NYC mayor Bill de Blasio won’t commit to firing all the officers involved in Eric Garner’s death

Impact

Eric Garner’s mother Gwen Carr said she was “not satisfied” with the response New York City mayor Bill De Blasio gave her Wednesday night about punishing not just one, but all of the officers involved in the chokehold death of her son four years ago.

“Would you agree to holding all of these officers accountable for their wrongdoing that day?” Carr asked De Blasio in person Wednesday night, according to the New York Daily News. “It’s been four years since my son’s murder and it’s been very hard on me and my family, but it seems like the administration is blocking the accountability for the, you know, for the justice for my son and this just makes the four years worse for me.”

De Blasio didn’t know Carr would be in attendance Wednesday night at a Staten Island town hall where she posed that simple question to the him during an audience Q&A session, according to a staffer working for Progressive Cities, the a consulting firm working with the organization that helped arranged Carr’s Thursday afternoon press conference.

Chauncey Alcorn/Mic

“He just didn’t answer my question,” Carr said of the Democratic mayor during the press conference in Manhattan.

Only NYPD Sgt. Kizzy Adonis and Officer Daniel Pantaleo have been officially accused of any wrongdoing for their role in the Garner tragedy, even though at least five other officers were involved in pinning the Staten Island father of five to the concrete on July 17, 2014. De Blasio, who was first elected in 2009 with overwhelming support from New York’s African-American community, didn’t sugar coat his response.

“I don’t think what I’m going to say is going to satisfy you, but I want to just tell you straight up, I have a lot of respect for you,” he said before telling Carr only Adonis and Pantaleo will face potential disciplinary action for her son’s death, according to the Daily News. “That is the decision that came out of a previous review of the situation and I know you disagree with that, but I want to be straightforward.”

The mayor recently blamed the U.S. Justice Department for the four-year delay in accountability for Garner’s chokehold death, telling NY1 Inside City Hall host Errol Louis the department asked the city not to act on the Garner case until their own civil rights investigation was finished. On July 19, the NYPD announced the city won’t wait any longer to proceed with an internal disciplinary trial against Adonis, the black woman who was in command at the scene when other officers choked Eric Garner to death. Adonis never laid a hand on Garner that day, but in 2016, the NYPD charged her with “failure to supervise” for what happened to Garner.
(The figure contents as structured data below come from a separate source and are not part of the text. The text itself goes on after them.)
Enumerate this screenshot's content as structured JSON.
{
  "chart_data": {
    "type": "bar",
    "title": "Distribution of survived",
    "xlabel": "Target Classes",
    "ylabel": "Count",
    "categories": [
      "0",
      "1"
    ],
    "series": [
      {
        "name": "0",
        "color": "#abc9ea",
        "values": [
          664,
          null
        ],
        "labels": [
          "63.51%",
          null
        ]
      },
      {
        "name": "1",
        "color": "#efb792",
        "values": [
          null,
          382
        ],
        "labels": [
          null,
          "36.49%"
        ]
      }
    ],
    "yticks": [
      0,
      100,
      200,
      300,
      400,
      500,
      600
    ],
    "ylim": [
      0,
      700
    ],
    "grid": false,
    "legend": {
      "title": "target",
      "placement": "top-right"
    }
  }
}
Disciplinary charges against Pantaleo aren’t being brought by the NYPD, but rather the city’s Civilian Complaint Review Board, which recommended punishing Pantaleo back in 2017. In December 2014, a Staten Island grand jury voted not to indict Pantaleo for killing Garner.

In August 2014, a city coroner who examined Garner’s body ruled his death a homicide due to asphyxiation, which was caused not only by Pantaleo’s chokehold, but also “the compression of [Garner’s] chest and prone positioning during physical restraint by police,” according to Time.
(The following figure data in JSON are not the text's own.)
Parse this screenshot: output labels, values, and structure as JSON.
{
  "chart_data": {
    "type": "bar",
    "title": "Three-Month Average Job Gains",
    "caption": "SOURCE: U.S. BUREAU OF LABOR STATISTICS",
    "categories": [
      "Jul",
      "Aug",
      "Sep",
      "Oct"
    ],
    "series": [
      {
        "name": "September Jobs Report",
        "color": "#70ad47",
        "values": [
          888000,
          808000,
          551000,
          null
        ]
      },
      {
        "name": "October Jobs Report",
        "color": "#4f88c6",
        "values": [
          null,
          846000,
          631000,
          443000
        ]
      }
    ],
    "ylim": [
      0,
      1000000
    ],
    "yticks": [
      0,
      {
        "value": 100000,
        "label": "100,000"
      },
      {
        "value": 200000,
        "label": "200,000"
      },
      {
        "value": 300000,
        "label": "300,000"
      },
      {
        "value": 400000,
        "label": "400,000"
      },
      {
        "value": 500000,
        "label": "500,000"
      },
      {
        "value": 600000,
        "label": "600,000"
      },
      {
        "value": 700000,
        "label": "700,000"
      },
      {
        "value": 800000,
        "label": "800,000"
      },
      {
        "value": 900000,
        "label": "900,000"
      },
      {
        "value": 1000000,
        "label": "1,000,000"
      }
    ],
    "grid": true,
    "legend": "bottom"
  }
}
On Thursday, Garner’s supporters characterized De Blasio as a political coward, calling him an “opportunist.”

“All he does ever since the NYPD turned their backs on him is kiss their ass,” Loyda Colon, co-director of the Justice Committee, which organized Carr’s Thursday afternoon press conference, said in an interview with Mic.

Before speaking at her press conference, Carr attended a hearing with the CCRB where officials discussed proceeding with their NYPD prosecution against Pantaleo. There’s no guarantee that the CCRB will prove the officer committed any wrongdoing that day, which would mean Pantaleo could keep his desk job, for which he was paid $120,000 in 2016.

Joo-Hyun Kang of Communities United for Police Reform, who participated in the CCRB hearing, said CCRB attorneys can’t prosecute the other officers involved in Garner’s death.

“The CCRB only has authority over certain kinds of misconduct,” she said. Carr had no comment on why Adonis is the only officer the NYPD has sought disciplinary action against.

Colon said the decision to only charge Adonis may be racially and politically motivated.

“It’s suspect, right?” Colon said. “It’s easy to see that the black woman who was there that day is the one they go after when everyone else who was piled on top of Eric Garner didn’t get charged.”